即使夹带一个人,源五郎的九曜极速仍是快得不可思议,但判断出要阻止大蛇已不可能的他,却改向掠往地气脉流最强的一处。
“喂!你去哪里?”
“情形不太对,先去把最后安全装置解除比较好。而且……我不太喜欢一直被人窥视。”
有某人一直隐藏著气息、在京都远远地窥看著郊外的战斗,不管他的意图是什么,都该是逼他现身的时候了。

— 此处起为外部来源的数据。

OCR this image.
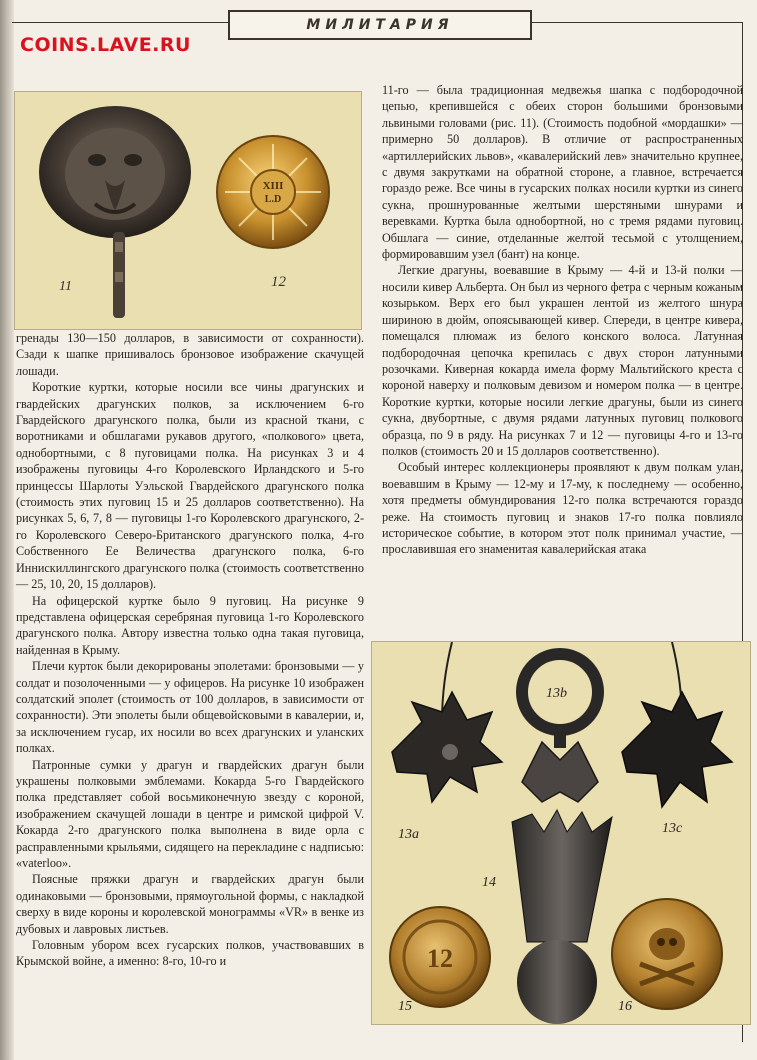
МИЛИТАРИЯ
COINS.LAVE.RU
XIII
L.D
11	12

гренады 130—150 долларов, в зависимости от сохранности). Сзади к шапке пришивалось бронзовое изображение скачущей лошади.

Короткие куртки, которые носили все чины драгунских и гвардейских драгунских полков, за исключением 6-го Гвардейского драгунского полка, были из красной ткани, с воротниками и обшлагами рукавов другого, «полкового» цвета, однобортными, с 8 пуговицами полка. На рисунках 3 и 4 изображены пуговицы 4-го Королевского Ирландского и 5-го принцессы Шарлоты Уэльской Гвардейского драгунского полка (стоимость этих пуговиц 15 и 25 долларов соответственно). На рисунках 5, 6, 7, 8 — пуговицы 1-го Королевского драгунского, 2-го Королевского Северо-Британского драгунского полка, 4-го Собственного Ее Величества драгунского полка, 6-го Иннискиллингского драгунского полка (стоимость соответственно — 25, 10, 20, 15 долларов).

На офицерской куртке было 9 пуговиц. На рисунке 9 представлена офицерская серебряная пуговица 1-го Королевского драгунского полка. Автору известна только одна такая пуговица, найденная в Крыму.

Плечи курток были декорированы эполетами: бронзовыми — у солдат и позолоченными — у офицеров. На рисунке 10 изображен солдатский эполет (стоимость от 100 долларов, в зависимости от сохранности). Эти эполеты были общевойсковыми в кавалерии, и, за исключением гусар, их носили во всех драгунских и уланских полках.

Патронные сумки у драгун и гвардейских драгун были украшены полковыми эмблемами. Кокарда 5-го Гвардейского полка представляет собой восьмиконечную звезду с короной, изображением скачущей лошади в центре и римской цифрой V. Кокарда 2-го драгунского полка выполнена в виде орла с расправленными крыльями, сидящего на перекладине с надписью: «vaterloo».

Поясные пряжки драгун и гвардейских драгун были одинаковыми — бронзовыми, прямоугольной формы, с накладкой сверху в виде короны и королевской монограммы «VR» в венке из дубовых и лавровых листьев.

Головным убором всех гусарских полков, участвовавших в Крымской войне, а именно: 8-го, 10-го и

11-го — была традиционная медвежья шапка с подбородочной цепью, крепившейся с обеих сторон большими бронзовыми львиными головами (рис. 11). (Стоимость подобной «мордашки» — примерно 50 долларов). В отличие от распространенных «артиллерийских львов», «кавалерийский лев» значительно крупнее, с двумя закрутками на обратной стороне, а главное, встречается гораздо реже. Все чины в гусарских полках носили куртки из синего сукна, прошнурованные желтыми шерстяными шнурами и веревками. Куртка была однобортной, но с тремя рядами пуговиц. Обшлага — синие, отделанные желтой тесьмой с утолщением, формировавшим узел (бант) на конце.

Легкие драгуны, воевавшие в Крыму — 4-й и 13-й полки — носили кивер Альберта. Он был из черного фетра с черным кожаным козырьком. Верх его был украшен лентой из желтого шнура шириною в дюйм, опоясывающей кивер. Спереди, в центре кивера, помещался плюмаж из белого конского волоса. Латунная подбородочная цепочка крепилась с двух сторон латунными розочками. Киверная кокарда имела форму Мальтийского креста с короной наверху и полковым девизом и номером полка — в центре. Короткие куртки, которые носили легкие драгуны, были из синего сукна, двубортные, с двумя рядами латунных пуговиц полкового образца, по 9 в ряду. На рисунках 7 и 12 — пуговицы 4-го и 13-го полков (стоимость 20 и 15 долларов соответственно).

Особый интерес коллекционеры проявляют к двум полкам улан, воевавшим в Крыму — 12-му и 17-му, к последнему — особенно, хотя предметы обмундирования 12-го полка встречаются гораздо реже. На стоимость пуговиц и знаков 17-го полка повлияло историческое событие, в котором этот полк принимал участие, — прославившая его знаменитая кавалерийская атака

12
13b
13a	13c
14
15	16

八歧大蛇的直觉非常敏感,上趟就是这样发现了藏匿一旁的多尔衮,现在它冲入京都,逼出那神秘高手,由这人与天草四郎联手作战,怎样都能撑上一会儿吧?自己和妮儿小姐只要趁这段时间解除安全装置,再回来参战就行了。
这是源五郎的计算,尽管他猜不出那人是谁,但略一计算脑内的天位高手名单,他相信不管是名单上的哪一个人物,都只能选择作战一途。
天草四郎没有想这许多,他只是竭尽全力往京都城飙射过去,希望能抢先一步抢救友人。
八歧大蛇的位置在他之前,但却好像惊觉到什么一样,忽然停下,三个蛇头以锐利目光扫视四周,让天草四郎抢先冲进京都城的火海当中,几下搜寻后,他发现了一堆血肉糢糊的破碎尸块,从那几乎无法辨认的衣袍碎片中,认出了他们是将军身边的护卫武士,发现了这一点的天草四郎,心中顿感强烈不安。
另一边,八歧大蛇似乎有了发现,一道火焰弹朝一座阁楼轰发过去,在整座阁楼化成爆裂烟灰同时,一道黑影捷若星火地窜闪上天,被八歧大蛇迫得现身出来。
不是九曜极速,也不是任何轻身功法,但是在一双蝙蝠似的肉翼助势下,这人的神速就把“快”之一字掌握得淋漓尽致,在上冲途中连续闪过三次火焰弹攻击,蝠翼一展,回翔如意,轻易闪到三个蛇头不及回防的死角。
如果把握时机攻击,或许能有所收获,但他却只是在半空中停住,在八歧大蛇回防时,嚣张地大笑起来。
“哈哈哈~~宗次郎,不,堂妹你也太难看了吧?战得这么狼狈,还变成这么怪模怪样,你的天魔功正在为你哭泣啊,哈哈哈!”
或许是因为太过开心,他在半空中捧腹大笑起来,全然不在意会否在这时受到攻击,笑得前翻后仰,癫狂之至。